Un sentiment d'émerveillement traversait les scènes de planification et la vie de camp. Des lanternes dévoilaient des photographies stupéfiantes et des projections de lanternes à diapositives de grandes faces nord et de lignes de crête himalayennes qui semblaient toucher les cieux. Se tenir, finalement, sur un sommet qui perçait le ciel était de s'imaginer comme la réponse à une très vieille question humaine : jusqu'où pouvons-nous aller ? Dans des conversations de salon et au bord des moraines de Khumbu, cet émerveillement était palpable — des lèvres sèches comme du sel souriant à un horizon qui avait, pour la majeure partie de l'histoire, été une preuve que des limites existaient. Pourtant, l'émerveillement se tenait à côté de la peur : la bouche ouverte d'une crevasse visible à la lumière du matin, une tempête soudaine qui aplatissait les tentes, la lente débilitation du froid sur des doigts non isolés jusqu'à ce qu'ils brûlent d'une douleur.

Les difficultés pratiques traversaient chaque plan. Le froid pouvait calcifier l'équipement ; la faim rongeait silencieusement le moral lorsque les rations étaient à nouveau rationnées pour étirer les jours. L'épuisement arrivait comme une érosion lente et insistante ; les hommes avançaient sur des membres douloureux, le souffle saccadé et court. L'altitude prenait son tribut sous forme de maux de tête qui cerclaient le crâne, de nuits troublées par une veille suffocante, dans l'inquiétude invisible que l'on pourrait être le prochain à fléchir. La maladie et les engelures étaient des menaces gardées en réserve comme un temps sombre. Pourtant, la détermination renforçait beaucoup : le pliage méticuleux des vêtements, la réparation sans fin des harnais, la couture de guêtres déchirées par des doigts tremblants.

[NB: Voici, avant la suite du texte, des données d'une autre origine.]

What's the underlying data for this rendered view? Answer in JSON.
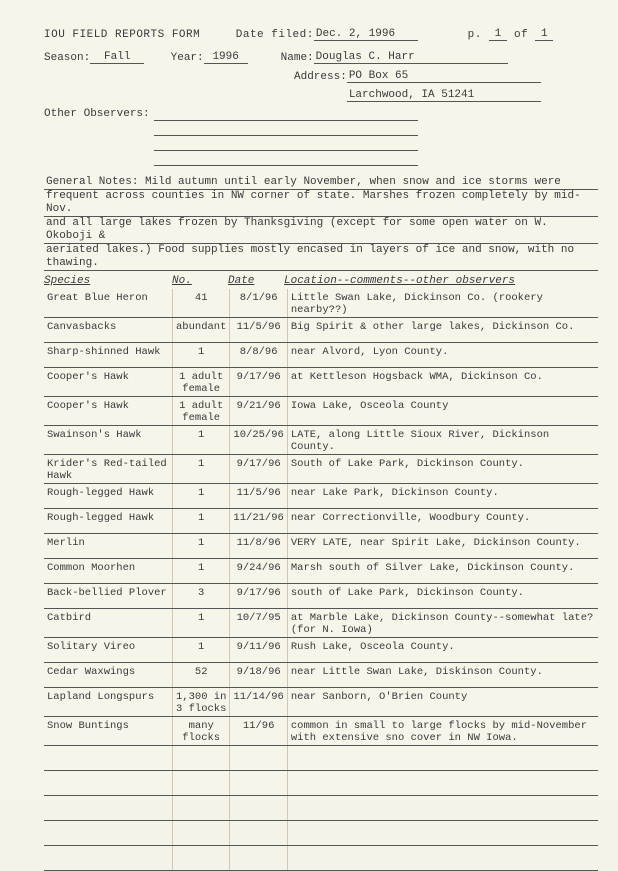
{
  "header": {
    "form_title": "IOU FIELD REPORTS FORM",
    "date_filed_label": "Date filed:",
    "date_filed": "Dec. 2, 1996",
    "page_label_prefix": "p. ",
    "page_current": "1",
    "page_label_mid": " of ",
    "page_total": "1",
    "season_label": "Season:",
    "season": "Fall",
    "year_label": "Year:",
    "year": "1996",
    "name_label": "Name:",
    "name": "Douglas C. Harr",
    "address_label": "Address:",
    "address_line1": "PO Box 65",
    "address_line2": "Larchwood, IA 51241",
    "other_obs_label": "Other Observers:"
  },
  "notes": {
    "label": "General Notes:",
    "line1": "Mild autumn until early November, when snow and ice storms were",
    "line2": "frequent across counties in NW corner of state.  Marshes frozen completely by mid-Nov.",
    "line3": "and all large lakes frozen by Thanksgiving (except for some open water on W. Okoboji &",
    "line4": "aeriated lakes.) Food supplies mostly encased in layers of ice and snow, with no thawing."
  },
  "columns": {
    "species": "Species",
    "no": "No.",
    "date": "Date",
    "loc": "Location--comments--other observers"
  },
  "rows": [
    {
      "species": "Great Blue Heron",
      "no": "41",
      "date": "8/1/96",
      "loc": "Little Swan Lake, Dickinson Co. (rookery nearby??)"
    },
    {
      "species": "Canvasbacks",
      "no": "abundant",
      "date": "11/5/96",
      "loc": "Big Spirit & other large lakes, Dickinson Co."
    },
    {
      "species": "Sharp-shinned Hawk",
      "no": "1",
      "date": "8/8/96",
      "loc": "near Alvord, Lyon County."
    },
    {
      "species": "Cooper's Hawk",
      "no": "1 adult female",
      "date": "9/17/96",
      "loc": "at Kettleson Hogsback WMA, Dickinson Co."
    },
    {
      "species": "Cooper's Hawk",
      "no": "1 adult female",
      "date": "9/21/96",
      "loc": "Iowa Lake, Osceola County"
    },
    {
      "species": "Swainson's Hawk",
      "no": "1",
      "date": "10/25/96",
      "loc": "LATE, along Little Sioux River, Dickinson County."
    },
    {
      "species": "Krider's Red-tailed Hawk",
      "no": "1",
      "date": "9/17/96",
      "loc": "South of Lake Park, Dickinson County."
    },
    {
      "species": "Rough-legged Hawk",
      "no": "1",
      "date": "11/5/96",
      "loc": "near Lake Park, Dickinson County."
    },
    {
      "species": "Rough-legged Hawk",
      "no": "1",
      "date": "11/21/96",
      "loc": "near Correctionville, Woodbury County."
    },
    {
      "species": "Merlin",
      "no": "1",
      "date": "11/8/96",
      "loc": "VERY LATE, near Spirit Lake, Dickinson County."
    },
    {
      "species": "Common Moorhen",
      "no": "1",
      "date": "9/24/96",
      "loc": "Marsh south of Silver Lake, Dickinson County."
    },
    {
      "species": "Back-bellied Plover",
      "no": "3",
      "date": "9/17/96",
      "loc": "south of Lake Park, Dickinson County."
    },
    {
      "species": "Catbird",
      "no": "1",
      "date": "10/7/95",
      "loc": "at Marble Lake, Dickinson County--somewhat late? (for N. Iowa)"
    },
    {
      "species": "Solitary Vireo",
      "no": "1",
      "date": "9/11/96",
      "loc": "Rush Lake, Osceola County."
    },
    {
      "species": "Cedar Waxwings",
      "no": "52",
      "date": "9/18/96",
      "loc": "near Little Swan Lake, Diskinson County."
    },
    {
      "species": "Lapland Longspurs",
      "no": "1,300 in 3 flocks",
      "date": "11/14/96",
      "loc": "near Sanborn, O'Brien County"
    },
    {
      "species": "Snow Buntings",
      "no": "many flocks",
      "date": "11/96",
      "loc": "common in small to large flocks by mid-November with extensive sno cover in NW Iowa."
    }
  ],
  "empty_rows": 5
}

Le dernier battement de ce chapitre rassemble instruments, signatures et bagages et les dirige vers la montagne. Des caisses se fermaient sur des ensembles d'oxygène et des cartes ; des cordes s'enroulaient en spirales soignées, leurs fibres portant encore l'odeur de résine et de sel. Une caravane de porteurs serpentait un sentier étroit, un fil coloré en mouvement contre le brun des collines. Les roues ne roulaient pas ici ; les pieds humains comptaient les miles. Des hommes traversaient des frontières, des crags et des glaciers ; des laboratoires d'endurance humaine étaient empaquetés dans des sacs à dos. Le plan avait quitté le papier et était devenu mouvement. La montagne attendait. Le prochain chapitre suit cette caravane hors des contreforts et dans les premiers miles difficiles de la route, où la géométrie calme des cartes cède la place au désordre de la glace en mouvement et à un temps incertain, et où l'émerveillement, la peur et la détermination seront mesurés contre les véritables forces impitoyables de haute altitude.